A SURVIVOR’S TALE OF THE FE1S
There is a special kind of bliss reserved for any week following the end of exams.
The waking up, not at crazy o’clock in the morning, and knowing you can just roll over and head back to sleep. Binge-watching Netflix without the study guilt and finally reading a good book that is in absolutely no way academic. Being able to reconnect with all the friends you couldn’t take with you into your FE1 cave that you’ve been living in for the past few months. And, of course, finally having the freedom to blog again.
The FE1s are over. Well, for now at least. I’ve spent a significant portion of my post-exam time just sleeping and trying to forget the trauma of the late night cramming and the early morning starts. And I’m still in a little bit of shock at the fact that I’m now, after months of dreading them, on the other side. Again, I’ve still to receive the results and there’s another bout of exams to look forward to in October, but at the minute, It’s as if there’s been a massive weight lifted off my shoulders.
How did I find them?
I think half the battle with the FE1s is understanding how to study for them. They are very different from my experience of exams in college. The answers are shorter and with significantly less case law. I had known going into the FE1s that knowledge of topics was to be less in-depth, more wide-ranging than those we had covered in UCD. I found that I had to cut out a load of cases, keeping my answers as concise and to the point as possible. This works excellently for some people, but for me it took a little bit of time to adjust.
Another important aspect of the exams is knowing how to make educated cuts when it comes to topics. I don’t know anyone who studied the whole course, especially for EU – that subject is mammoth. That said, making too many cuts can be fatal to a good paper. I made the mistake of assuming that a topic due this year would come up, and it did, but the question was a tad too obscure for me to want to tackle it, so I was stuck doing another answer that I hadn’t really prepared. It’s the luck of the draw to an extent I suppose, but I was kicking myself after for limiting myself as much as I had done. We’ll see how it goes when the results come out, but I’ll keep my fingers crossed about it until then.
As for picking which papers to do, I think the best bit of advice I could give moving forward is for people to pick their subjects based primarily on what they’re most interested in and on the exam timetable. Pick either Constitutional or EU. From there, pick subjects that are well spread out throughout the time table so that you give yourself every chance to study. That said, I ended up doing Property the day before EU and I hated it. It felt as if I had less than 24hrs to cram all of EU into my head before my toughest exam, and as it was on the very last day of the FE1s, I was completely exhausted. Another friend of mine decided to do four in a row, and although he blitzed through them, he was equally wrecked by the time he was done. To cut a long story short, the FE1s will tire everyone out and no matter how long you’ve spent studying, you’re still going to be cramming right up until the very last minute.
The light at the end of the exam tunnel, however, is that they are doable. Again, I’ve no idea how my results will turn out, and I could be jumping the gun massively here, but everyone has to go through them and everyone ultimately survives. That’s oddly comforting to know when you’re studying and the end seems no where in sight.

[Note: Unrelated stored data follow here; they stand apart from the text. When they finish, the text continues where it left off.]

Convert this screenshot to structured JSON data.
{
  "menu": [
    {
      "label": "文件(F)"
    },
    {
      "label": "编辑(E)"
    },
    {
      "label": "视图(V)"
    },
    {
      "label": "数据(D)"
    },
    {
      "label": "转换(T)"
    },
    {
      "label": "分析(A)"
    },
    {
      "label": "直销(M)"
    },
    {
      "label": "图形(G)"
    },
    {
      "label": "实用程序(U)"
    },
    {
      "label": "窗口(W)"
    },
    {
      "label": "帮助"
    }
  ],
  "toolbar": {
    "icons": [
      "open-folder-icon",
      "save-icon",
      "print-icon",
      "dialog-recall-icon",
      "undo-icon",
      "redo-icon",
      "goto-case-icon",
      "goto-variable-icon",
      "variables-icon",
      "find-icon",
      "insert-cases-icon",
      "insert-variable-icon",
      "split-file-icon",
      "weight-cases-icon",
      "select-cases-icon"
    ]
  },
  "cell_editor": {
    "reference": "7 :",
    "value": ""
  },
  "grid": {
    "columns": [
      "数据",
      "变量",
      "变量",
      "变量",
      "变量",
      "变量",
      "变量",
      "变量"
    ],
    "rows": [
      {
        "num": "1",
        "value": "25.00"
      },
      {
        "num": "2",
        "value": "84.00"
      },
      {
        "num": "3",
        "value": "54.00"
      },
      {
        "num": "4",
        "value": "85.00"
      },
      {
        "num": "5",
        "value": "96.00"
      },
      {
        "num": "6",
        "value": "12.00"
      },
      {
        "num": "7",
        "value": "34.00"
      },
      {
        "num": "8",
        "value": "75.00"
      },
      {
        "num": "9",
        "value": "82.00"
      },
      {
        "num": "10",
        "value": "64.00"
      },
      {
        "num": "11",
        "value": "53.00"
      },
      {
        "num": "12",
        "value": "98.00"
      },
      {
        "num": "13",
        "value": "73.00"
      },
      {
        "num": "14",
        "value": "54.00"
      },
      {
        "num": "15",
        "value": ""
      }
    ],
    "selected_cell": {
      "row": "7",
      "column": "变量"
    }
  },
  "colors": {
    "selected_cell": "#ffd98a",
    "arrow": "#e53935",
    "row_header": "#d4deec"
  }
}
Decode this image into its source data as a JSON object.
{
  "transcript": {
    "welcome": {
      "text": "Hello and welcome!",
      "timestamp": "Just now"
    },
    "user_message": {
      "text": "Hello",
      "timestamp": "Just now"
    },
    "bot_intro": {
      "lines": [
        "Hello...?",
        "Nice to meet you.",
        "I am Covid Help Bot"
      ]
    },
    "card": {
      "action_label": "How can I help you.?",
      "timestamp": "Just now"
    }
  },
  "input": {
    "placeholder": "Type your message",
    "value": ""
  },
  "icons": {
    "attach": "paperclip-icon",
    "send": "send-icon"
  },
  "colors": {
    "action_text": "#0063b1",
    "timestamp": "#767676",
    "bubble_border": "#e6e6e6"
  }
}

Before I finish this post, there’s a few quick things I think are worth mentioning on the off chance that anyone is reading this before launching into study.
First, buy up to date exam papers and sample answers. I found them to be infinitely useful in gauging how to study, what answers are required and to see which topics I should focus on.
Second, if you’re doing an exam that you’re allowed bring legislation in for, get that legislation well in advance. The FE1s do not allow you to bring in photocopies or print outs – you have to own an actual government publication copy. I was under the impression that there was a shop in Dublin that sold them, and found out a little too late that I had to order them via post. Plus the sooner you’ve the books, the sooner you can tab them. That can be a bit of a time-waster if you’ve left it until the night before the exams.
Third, do your own thing. I barely compared study and notes to my friends sitting the exams, and in hindsight I think it was the best thing for me. I found that chatting to others in the weeks leading up to the exams made me more nervous than I needed to be. and in the end I was doing just as much study as everyone else, even if I thought I was miles behind.
Forth, figure out whether you can afford to take time off or whether you need to work and study at the same time. Personally, I worked while studying. It was the easiest way for me to pay for the FE1s, the exam material, etc. I kept a full time job up until a month or so before, then dropped to part-time and then took a week off before the exams started. This increased the workload and it did stress me out far more than if I had been able to take a solid eight weeks off for study. But realistically, it’s still doable, even if it means going from work to study every night and using your time in work as a break from the books. I know, it’s abysmal, but I will probably do it again for the next set of exams, I’ll just start studying a few weeks earlier than most to keep on track. But the important thing is, it’s not impossible, it’s just a bit harder. Plus, from having zero social life, once the exams are over you end up having a nice sum to spend on treating yourself for a weekend after.
That’s really all the things I can say about the exams. We came, we saw, we (just about) survived. If I think of anything else that might be of use, or if anyone has any queries, as always, feel free to get in touch.
And yes, it feels really, REALLY, good to be back blogging.